Source AP ©

Why adults avoid vaccination?

By Anastasia Tomazhenkova: Far too few adults agree to roll their sleeves and receive a vaccine. U.S. government health officials disappointed. They claim that vaccines are not just for kids.

Health officials reported the numbers of newly vaccinated were surprisingly low, considering how much public attention a trio of new shots - which protect against shingles, whooping cough and cervical cancer - received in recent years.

A survey by the National Foundation for Infectious Diseases found that aside from the flu, most adults have trouble even naming diseases that they could prevent with a simple inoculation.

"There are not yet very many adults taking full advantage of the great advancements in prevention that have been made in the past few years," said Dr. Anne Schuchat of the Centers for Disease Control and Prevention. "By skipping vaccination, people are leaving themselves needlessly vulnerable to significant illness, long-term suffering and even death."

The new CDC report found:

- Only about 2 percent of Americans 60 and older received a vaccine against shingles in its first year of sales. Yet there are more than 1 million new cases of shingles, an excruciating rite of aging, each year. Up to 200,000 shingles sufferers get a particularly bad type of nerve pain that can persist for months or even years. Anyone who ever had chickenpox is at risk, especially once they hit their 60s.

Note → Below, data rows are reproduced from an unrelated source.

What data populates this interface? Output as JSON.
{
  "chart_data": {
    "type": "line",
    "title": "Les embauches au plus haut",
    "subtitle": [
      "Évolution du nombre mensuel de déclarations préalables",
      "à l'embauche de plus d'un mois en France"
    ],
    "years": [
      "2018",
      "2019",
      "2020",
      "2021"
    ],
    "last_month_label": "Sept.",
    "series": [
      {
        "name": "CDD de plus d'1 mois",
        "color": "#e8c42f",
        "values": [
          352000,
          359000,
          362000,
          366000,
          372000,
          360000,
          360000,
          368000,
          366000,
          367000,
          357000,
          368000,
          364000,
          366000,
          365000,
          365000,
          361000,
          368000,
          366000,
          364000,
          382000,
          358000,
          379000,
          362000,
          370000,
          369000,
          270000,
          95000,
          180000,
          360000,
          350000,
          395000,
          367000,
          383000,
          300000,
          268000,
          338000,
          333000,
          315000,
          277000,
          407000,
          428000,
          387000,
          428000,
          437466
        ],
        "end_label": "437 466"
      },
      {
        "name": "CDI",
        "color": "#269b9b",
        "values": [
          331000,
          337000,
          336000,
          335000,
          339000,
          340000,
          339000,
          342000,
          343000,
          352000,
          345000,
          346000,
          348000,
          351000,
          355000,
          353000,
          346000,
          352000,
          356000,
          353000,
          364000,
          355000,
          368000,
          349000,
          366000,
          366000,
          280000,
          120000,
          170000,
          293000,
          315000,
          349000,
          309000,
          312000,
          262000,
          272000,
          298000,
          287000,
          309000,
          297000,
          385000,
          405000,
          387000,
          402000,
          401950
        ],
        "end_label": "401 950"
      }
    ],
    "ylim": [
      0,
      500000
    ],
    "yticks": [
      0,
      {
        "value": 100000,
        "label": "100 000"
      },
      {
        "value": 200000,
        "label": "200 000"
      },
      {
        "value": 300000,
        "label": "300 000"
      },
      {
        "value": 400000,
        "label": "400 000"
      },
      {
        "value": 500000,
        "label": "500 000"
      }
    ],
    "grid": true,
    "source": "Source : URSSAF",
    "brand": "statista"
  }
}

- About 2 percent of adults ages 18 to 64 got a booster shot against whooping cough in the two years since it hit the market. The cough so strong it can break a rib is making a big comeback, because the vaccine given to babies and toddlers starts wearing off by adolescence. Older patients usually recover, but whooping cough can cause weeks of misery. Worse, those people can easily spread the illness to not-yet-vaccinated infants, who are at risk of dying from the bacterial infection, also called pertussis.

The booster was added to another shot long recommended for adults, a combination booster against tetanus and diphtheria. The new triple combo is called "Tdap."

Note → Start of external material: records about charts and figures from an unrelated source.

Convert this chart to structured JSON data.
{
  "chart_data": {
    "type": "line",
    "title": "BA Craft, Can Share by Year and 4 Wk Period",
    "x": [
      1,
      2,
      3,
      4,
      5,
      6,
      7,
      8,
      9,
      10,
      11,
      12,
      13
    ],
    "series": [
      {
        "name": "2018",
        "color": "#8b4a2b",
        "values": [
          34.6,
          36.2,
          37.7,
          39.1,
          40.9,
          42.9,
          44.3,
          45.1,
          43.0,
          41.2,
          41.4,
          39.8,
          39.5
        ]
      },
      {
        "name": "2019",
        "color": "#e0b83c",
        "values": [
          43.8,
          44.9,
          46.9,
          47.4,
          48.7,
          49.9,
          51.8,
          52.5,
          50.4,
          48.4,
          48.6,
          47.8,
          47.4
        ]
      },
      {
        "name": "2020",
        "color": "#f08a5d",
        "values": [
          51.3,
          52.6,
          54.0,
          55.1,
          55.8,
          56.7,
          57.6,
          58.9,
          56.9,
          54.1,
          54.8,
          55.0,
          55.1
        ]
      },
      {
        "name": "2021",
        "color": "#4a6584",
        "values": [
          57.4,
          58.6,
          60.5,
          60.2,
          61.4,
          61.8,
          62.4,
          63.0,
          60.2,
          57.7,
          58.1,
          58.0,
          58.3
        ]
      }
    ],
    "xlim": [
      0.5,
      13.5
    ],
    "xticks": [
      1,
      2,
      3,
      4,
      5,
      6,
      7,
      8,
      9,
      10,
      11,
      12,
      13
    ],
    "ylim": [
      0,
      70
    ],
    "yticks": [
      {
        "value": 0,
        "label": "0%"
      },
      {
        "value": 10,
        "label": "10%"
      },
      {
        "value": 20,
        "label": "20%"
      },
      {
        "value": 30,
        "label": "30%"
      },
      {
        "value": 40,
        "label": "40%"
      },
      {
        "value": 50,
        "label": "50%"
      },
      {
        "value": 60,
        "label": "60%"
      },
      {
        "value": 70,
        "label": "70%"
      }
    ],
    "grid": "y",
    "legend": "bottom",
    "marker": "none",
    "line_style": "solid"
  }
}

- About 10 percent of women ages 18 to 26 have received at least one dose of a three-shot series that protects against the human papillomavirus, or HPV, that causes cervical cancer.

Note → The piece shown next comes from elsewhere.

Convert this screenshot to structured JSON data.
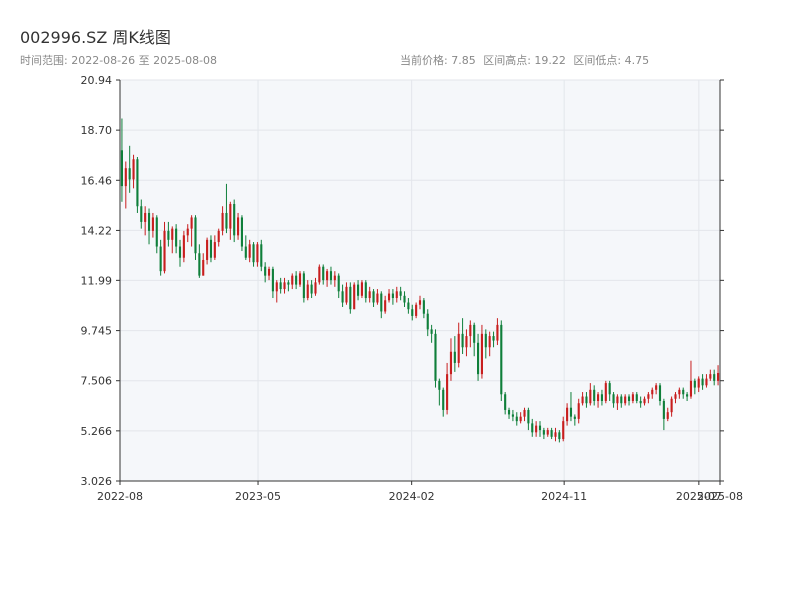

Price has to be part of the reason: The shingles shot costs around $150 (Ђ103), and the three-shot HPV vaccine about $300 (Ђ206), and insurance coverage varies. There is no national program to guarantee access for adults who cannot afford vaccines as there is for child vaccines.

But cost cannot be the main reason: Adults are not taking full advantage of some cheap old standby vaccines, either. CDC found that just 69 percent of seniors get the flu shot; 66 percent have had a one-time pneumonia vaccine; and 44 percent had received a tetanus shot in the past 10 years.

A vaccine is an immunity booster to a certain disease.The term derives from Edward Jenner's use of cowpox ("vacca" means cow in Latin), which, when administered to humans, provided them protection against smallpox, the work which Louis Pasteur and others carried on. Vaccines are based on the concept of variolation originating in China, in which a person is deliberately infected with a weak form of smallpox. Jenner realized that milkmaids who had contact with cowpox did not get smallpox. The process of distributing and administrating vaccines is referred to as vaccination. Since vaccination was much safer, smallpox inoculation fell into disuse and was eventually banned in England in 1848.

How does it work? The immune system recognizes vaccine agents as foreign, destroys them, and 'remembers' them. When the virulent version of an agent comes along the body recognises the protein coat on the virus, and thus prepared to respond, by neutralizing the target agent before it can enter cells, and by recognizing and destroying infected cells before that agent can multiply to vast numbers.